Sindikat Kartu Kredit Malaysia Beroperasi di Indonesia
Dia pemuda asal Malaysia dengan badan tinggi tegap. Tidak fasih berbahasa Inggris dan hanya bicara dengan bahasa melayu.
Editor: Hendra Gunawan
TRIBUNNEWS.COM, JAKARTA -- Polisi meringkus Wong Chin Yung (18), kurir jaringan pemalsu kartu kredit internasional, Minggu (7/8/2016).
Dia pemuda asal Malaysia dengan badan tinggi tegap. Tidak fasih berbahasa Inggris dan hanya bicara dengan bahasa melayu.
Dia sudah 2 kali masuk ke Indonesia untuk bertransaksi dengan kartu kredit palsu. Wong tak memiliki pekerjaan lagi selain jadi kurir kartu kredit palsu.

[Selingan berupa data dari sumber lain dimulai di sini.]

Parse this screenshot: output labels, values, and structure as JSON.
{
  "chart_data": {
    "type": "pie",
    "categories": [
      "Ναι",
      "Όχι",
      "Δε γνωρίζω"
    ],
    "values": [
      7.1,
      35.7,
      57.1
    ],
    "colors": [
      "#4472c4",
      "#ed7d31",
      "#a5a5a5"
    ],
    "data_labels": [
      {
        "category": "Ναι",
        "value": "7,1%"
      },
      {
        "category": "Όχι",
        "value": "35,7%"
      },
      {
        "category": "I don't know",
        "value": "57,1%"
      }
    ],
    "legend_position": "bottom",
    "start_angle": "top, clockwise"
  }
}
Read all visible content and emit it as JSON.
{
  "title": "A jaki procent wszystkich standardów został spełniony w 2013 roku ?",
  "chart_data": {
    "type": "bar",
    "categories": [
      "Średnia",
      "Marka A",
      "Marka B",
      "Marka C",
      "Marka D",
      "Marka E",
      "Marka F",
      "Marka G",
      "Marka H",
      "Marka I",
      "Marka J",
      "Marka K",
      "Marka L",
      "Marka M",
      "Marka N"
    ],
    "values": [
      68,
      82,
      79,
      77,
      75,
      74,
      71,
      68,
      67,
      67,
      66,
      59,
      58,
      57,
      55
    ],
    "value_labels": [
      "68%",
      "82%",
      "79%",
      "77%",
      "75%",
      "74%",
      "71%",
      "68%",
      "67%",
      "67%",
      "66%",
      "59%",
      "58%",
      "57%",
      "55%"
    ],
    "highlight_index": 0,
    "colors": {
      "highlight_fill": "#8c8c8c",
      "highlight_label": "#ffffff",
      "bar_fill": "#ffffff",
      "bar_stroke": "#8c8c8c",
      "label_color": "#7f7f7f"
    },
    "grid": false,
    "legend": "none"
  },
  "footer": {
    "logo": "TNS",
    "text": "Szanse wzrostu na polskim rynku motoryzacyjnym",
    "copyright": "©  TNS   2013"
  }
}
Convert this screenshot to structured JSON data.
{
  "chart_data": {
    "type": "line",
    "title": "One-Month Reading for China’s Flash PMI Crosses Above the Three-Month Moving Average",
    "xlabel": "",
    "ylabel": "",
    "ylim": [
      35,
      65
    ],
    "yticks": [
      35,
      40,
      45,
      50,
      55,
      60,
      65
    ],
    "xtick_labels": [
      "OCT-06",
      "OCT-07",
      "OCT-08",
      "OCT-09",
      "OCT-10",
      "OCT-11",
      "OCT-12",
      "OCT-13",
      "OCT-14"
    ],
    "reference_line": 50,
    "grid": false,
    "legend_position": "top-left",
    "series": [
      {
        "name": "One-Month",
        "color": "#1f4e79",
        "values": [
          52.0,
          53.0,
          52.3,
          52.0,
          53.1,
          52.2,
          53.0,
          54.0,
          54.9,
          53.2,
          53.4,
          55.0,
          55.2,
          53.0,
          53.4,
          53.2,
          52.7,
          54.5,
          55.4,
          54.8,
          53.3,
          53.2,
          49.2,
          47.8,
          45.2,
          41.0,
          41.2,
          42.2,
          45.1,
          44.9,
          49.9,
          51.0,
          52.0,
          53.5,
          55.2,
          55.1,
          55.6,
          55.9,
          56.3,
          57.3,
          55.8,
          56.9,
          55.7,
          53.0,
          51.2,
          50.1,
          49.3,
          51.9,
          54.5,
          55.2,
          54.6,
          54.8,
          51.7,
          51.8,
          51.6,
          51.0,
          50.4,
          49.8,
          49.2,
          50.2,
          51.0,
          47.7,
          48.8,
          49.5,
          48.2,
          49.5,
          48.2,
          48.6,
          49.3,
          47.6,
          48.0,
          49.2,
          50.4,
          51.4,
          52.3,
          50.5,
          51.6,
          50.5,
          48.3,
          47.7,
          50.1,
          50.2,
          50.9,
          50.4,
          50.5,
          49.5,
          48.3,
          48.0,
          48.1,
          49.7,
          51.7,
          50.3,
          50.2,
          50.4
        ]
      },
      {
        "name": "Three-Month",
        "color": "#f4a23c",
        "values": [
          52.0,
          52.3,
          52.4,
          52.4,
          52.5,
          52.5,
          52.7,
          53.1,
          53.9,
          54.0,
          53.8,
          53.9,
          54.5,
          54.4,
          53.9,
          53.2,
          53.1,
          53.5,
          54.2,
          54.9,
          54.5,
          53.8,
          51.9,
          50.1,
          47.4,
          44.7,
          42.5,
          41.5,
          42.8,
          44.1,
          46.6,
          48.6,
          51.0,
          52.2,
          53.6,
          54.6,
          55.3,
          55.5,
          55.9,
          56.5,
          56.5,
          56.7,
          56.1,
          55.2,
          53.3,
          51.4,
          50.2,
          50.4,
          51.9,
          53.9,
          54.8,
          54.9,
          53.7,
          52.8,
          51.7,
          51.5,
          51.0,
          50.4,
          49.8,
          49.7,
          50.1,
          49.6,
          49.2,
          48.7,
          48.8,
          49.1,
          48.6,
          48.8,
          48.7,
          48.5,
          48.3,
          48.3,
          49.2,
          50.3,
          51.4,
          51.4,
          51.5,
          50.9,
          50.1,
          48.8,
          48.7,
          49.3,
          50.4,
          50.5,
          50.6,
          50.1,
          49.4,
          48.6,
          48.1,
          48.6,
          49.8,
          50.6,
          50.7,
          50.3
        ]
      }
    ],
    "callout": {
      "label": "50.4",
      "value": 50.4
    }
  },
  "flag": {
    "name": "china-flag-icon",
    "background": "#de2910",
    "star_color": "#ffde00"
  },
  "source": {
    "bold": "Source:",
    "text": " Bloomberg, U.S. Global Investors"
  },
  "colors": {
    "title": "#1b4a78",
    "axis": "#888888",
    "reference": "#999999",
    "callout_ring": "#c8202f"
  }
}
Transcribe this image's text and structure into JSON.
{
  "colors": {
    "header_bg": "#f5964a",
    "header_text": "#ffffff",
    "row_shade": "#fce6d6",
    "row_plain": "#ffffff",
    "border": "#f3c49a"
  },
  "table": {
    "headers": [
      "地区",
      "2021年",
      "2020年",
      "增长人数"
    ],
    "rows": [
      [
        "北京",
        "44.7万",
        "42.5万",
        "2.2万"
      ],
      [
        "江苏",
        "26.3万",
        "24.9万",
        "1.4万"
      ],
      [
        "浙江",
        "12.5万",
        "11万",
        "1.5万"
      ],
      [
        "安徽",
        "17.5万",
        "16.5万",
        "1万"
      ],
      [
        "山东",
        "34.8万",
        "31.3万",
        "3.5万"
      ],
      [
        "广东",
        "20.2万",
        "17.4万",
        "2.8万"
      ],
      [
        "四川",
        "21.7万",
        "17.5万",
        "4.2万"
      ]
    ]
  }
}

"Dia masuk ke dalam sindikat pemalsu kartu kredit Malaysia," kata Kasubdit Fishmondev Ditreskrimsus Polda Metro Jaya, Ajun Komisaris Besar Teguh Wibowo kepada wartawan, termasuk Wartakotalive.com, usai jumpa pers, siang ini.
Teguh menjelaskan, Wong ada di pos paling bawah dalam sindikat pemalsu kartu kredit.
Tugasnya hanya bertransaksi menggunakan kartu kredit palsu. Mengambil keuntungan, lalu menyetorkannya ke sindikat.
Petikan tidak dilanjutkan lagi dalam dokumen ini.